The report suggests that inflation will still decline, as it has the last three years, down to 0.5 percent in 2015. In 2016, it is expected to move up to 2 percent, and increase to 2.2 percent in 2017, slightly below the 20-year average, which is 2.3 percent.
According to the report, experts believe single-family housing starts will increase to 745,000 in 2015, 842,000 in 2016, and 900,000 in 2017, but continue to remain below the 20-year average. Home price increases are predicted to grow to 5 percent in 2015, 4.3 percent in 2016, and 3.9 percent in 2017. ULI conducted a similar forecast six months ago, and forecasts for 2015 and 2016 are more positive, and 2017’s forecast remains the same.

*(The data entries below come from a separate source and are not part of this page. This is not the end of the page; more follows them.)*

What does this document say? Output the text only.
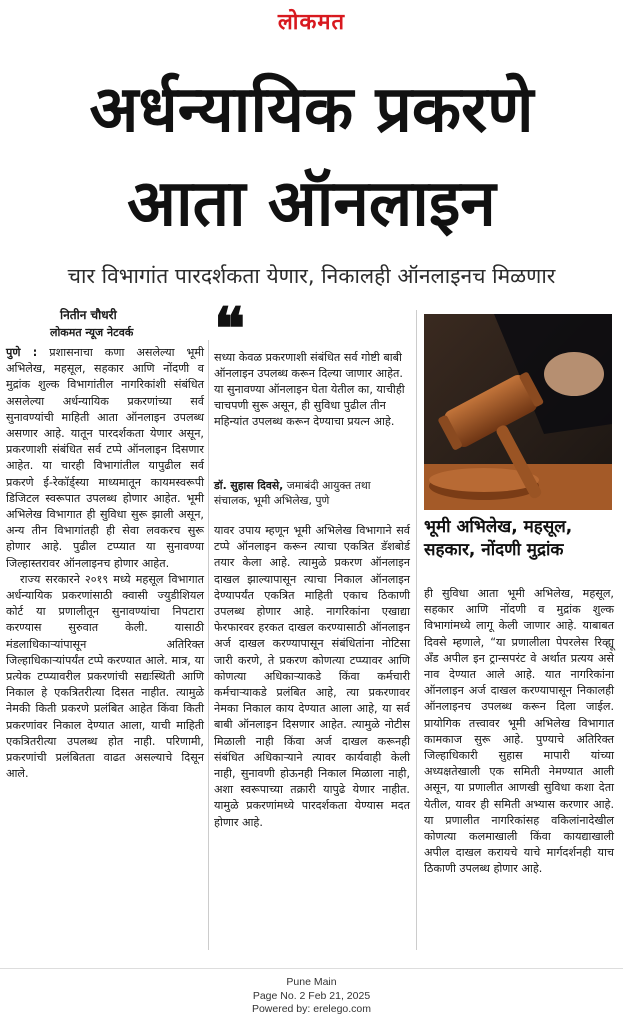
लोकमत
अर्धन्यायिक प्रकरणे
आता ऑनलाइन
चार विभागांत पारदर्शकता येणार, निकालही ऑनलाइनच मिळणार
नितीन चौधरी
लोकमत न्यूज नेटवर्क

पुणे : प्रशासनाचा कणा असलेल्या भूमी अभिलेख, महसूल, सहकार आणि नोंदणी व मुद्रांक शुल्क विभागांतील नागरिकांशी संबंधित असलेल्या अर्धन्यायिक प्रकरणांच्या सर्व सुनावण्यांची माहिती आता ऑनलाइन उपलब्ध असणार आहे. यातून पारदर्शकता येणार असून, प्रकरणाशी संबंधित सर्व टप्पे ऑनलाइन दिसणार आहेत. या चारही विभागांतील यापुढील सर्व प्रकरणे ई-रेकॉर्ड्स्या माध्यमातून कायमस्वरूपी डिजिटल स्वरूपात उपलब्ध होणार आहेत. भूमी अभिलेख विभागात ही सुविधा सुरू झाली असून, अन्य तीन विभागांतही ही सेवा लवकरच सुरू होणार आहे. पुढील टप्प्यात या सुनावण्या जिल्हास्तरावर ऑनलाइनच होणार आहेत.

राज्य सरकारने २०१९ मध्ये महसूल विभागात अर्धन्यायिक प्रकरणांसाठी क्वासी ज्युडीशियल कोर्ट या प्रणालीतून सुनावण्यांचा निपटारा करण्यास सुरुवात केली. यासाठी मंडलाधिकाऱ्यांपासून अतिरिक्त जिल्हाधिकाऱ्यांपर्यंत टप्पे करण्यात आले. मात्र, या प्रत्येक टप्प्यावरील प्रकरणांची सद्यःस्थिती आणि निकाल हे एकत्रितरीत्या दिसत नाहीत. त्यामुळे नेमकी किती प्रकरणे प्रलंबित आहेत किंवा किती प्रकरणांवर निकाल देण्यात आला, याची माहिती एकत्रितरीत्या उपलब्ध होत नाही. परिणामी, प्रकरणांची प्रलंबितता वाढत असल्याचे दिसून आले.

❝
सध्या केवळ प्रकरणाशी संबंधित सर्व गोष्टी बाबी ऑनलाइन उपलब्ध करून दिल्या जाणार आहेत. या सुनावण्या ऑनलाइन घेता येतील का, याचीही चाचपणी सुरू असून, ही सुविधा पुढील तीन महिन्यांत उपलब्ध करून देण्याचा प्रयत्न आहे.
डॉ. सुहास दिवसे, जमाबंदी आयुक्त तथा संचालक, भूमी अभिलेख, पुणे

यावर उपाय म्हणून भूमी अभिलेख विभागाने सर्व टप्पे ऑनलाइन करून त्याचा एकत्रित डॅशबोर्ड तयार केला आहे. त्यामुळे प्रकरण ऑनलाइन दाखल झाल्यापासून त्याचा निकाल ऑनलाइन देण्यापर्यंत एकत्रित माहिती एकाच ठिकाणी उपलब्ध होणार आहे. नागरिकांना एखाद्या फेरफारवर हरकत दाखल करण्यासाठी ऑनलाइन अर्ज दाखल करण्यापासून संबंधितांना नोटिसा जारी करणे, ते प्रकरण कोणत्या टप्प्यावर आणि कोणत्या अधिकाऱ्याकडे किंवा कर्मचारी कर्मचाऱ्याकडे प्रलंबित आहे, त्या प्रकरणावर नेमका निकाल काय देण्यात आला आहे, या सर्व बाबी ऑनलाइन दिसणार आहेत. त्यामुळे नोटीस मिळाली नाही किंवा अर्ज दाखल करूनही संबंधित अधिकाऱ्याने त्यावर कार्यवाही केली नाही, सुनावणी होऊनही निकाल मिळाला नाही, अशा स्वरूपाच्या तक्रारी यापुढे येणार नाहीत. यामुळे प्रकरणांमध्ये पारदर्शकता येण्यास मदत होणार आहे.

भूमी अभिलेख, महसूल, सहकार, नोंदणी मुद्रांक

ही सुविधा आता भूमी अभिलेख, महसूल, सहकार आणि नोंदणी व मुद्रांक शुल्क विभागांमध्ये लागू केली जाणार आहे. याबाबत दिवसे म्हणाले, “या प्रणालीला पेपरलेस रिव्ह्यू अँड अपील इन ट्रान्सपरंट वे अर्थात प्रत्यय असे नाव देण्यात आले आहे. यात नागरिकांना ऑनलाइन अर्ज दाखल करण्यापासून निकालही ऑनलाइनच उपलब्ध करून दिला जाईल. प्रायोगिक तत्त्वावर भूमी अभिलेख विभागात कामकाज सुरू आहे. पुण्याचे अतिरिक्त जिल्हाधिकारी सुहास मापारी यांच्या अध्यक्षतेखाली एक समिती नेमण्यात आली असून, या प्रणालीत आणखी सुविधा कशा देता येतील, यावर ही समिती अभ्यास करणार आहे. या प्रणालीत नागरिकांसह वकिलांनादेखील कोणत्या कलमाखाली किंवा कायद्याखाली अपील दाखल करायचे याचे मार्गदर्शनही याच ठिकाणी उपलब्ध होणार आहे.

Pune Main
Page No. 2 Feb 21, 2025
Powered by: erelego.com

The report predicts commercial real estate prices will rise by 10 percent in 2015, but slow to 6 percent increase in 2016. However, experts suggest the price growth will decrease 4.5 percent in 2017, below the long-term average growth rate.
Vacancy in commercial real estate is expected to decrease, with rents rising, from 2 percent for retail to 4.6 percent for apartments and 4.9 percent for industrial. In 2017, it is expected that rent will increases from 2.8 percent for retail to 4 percent for office.
The volume for commercial property purchases and sales is expected to grow for the next two years and then level off at $500 billion in 2017.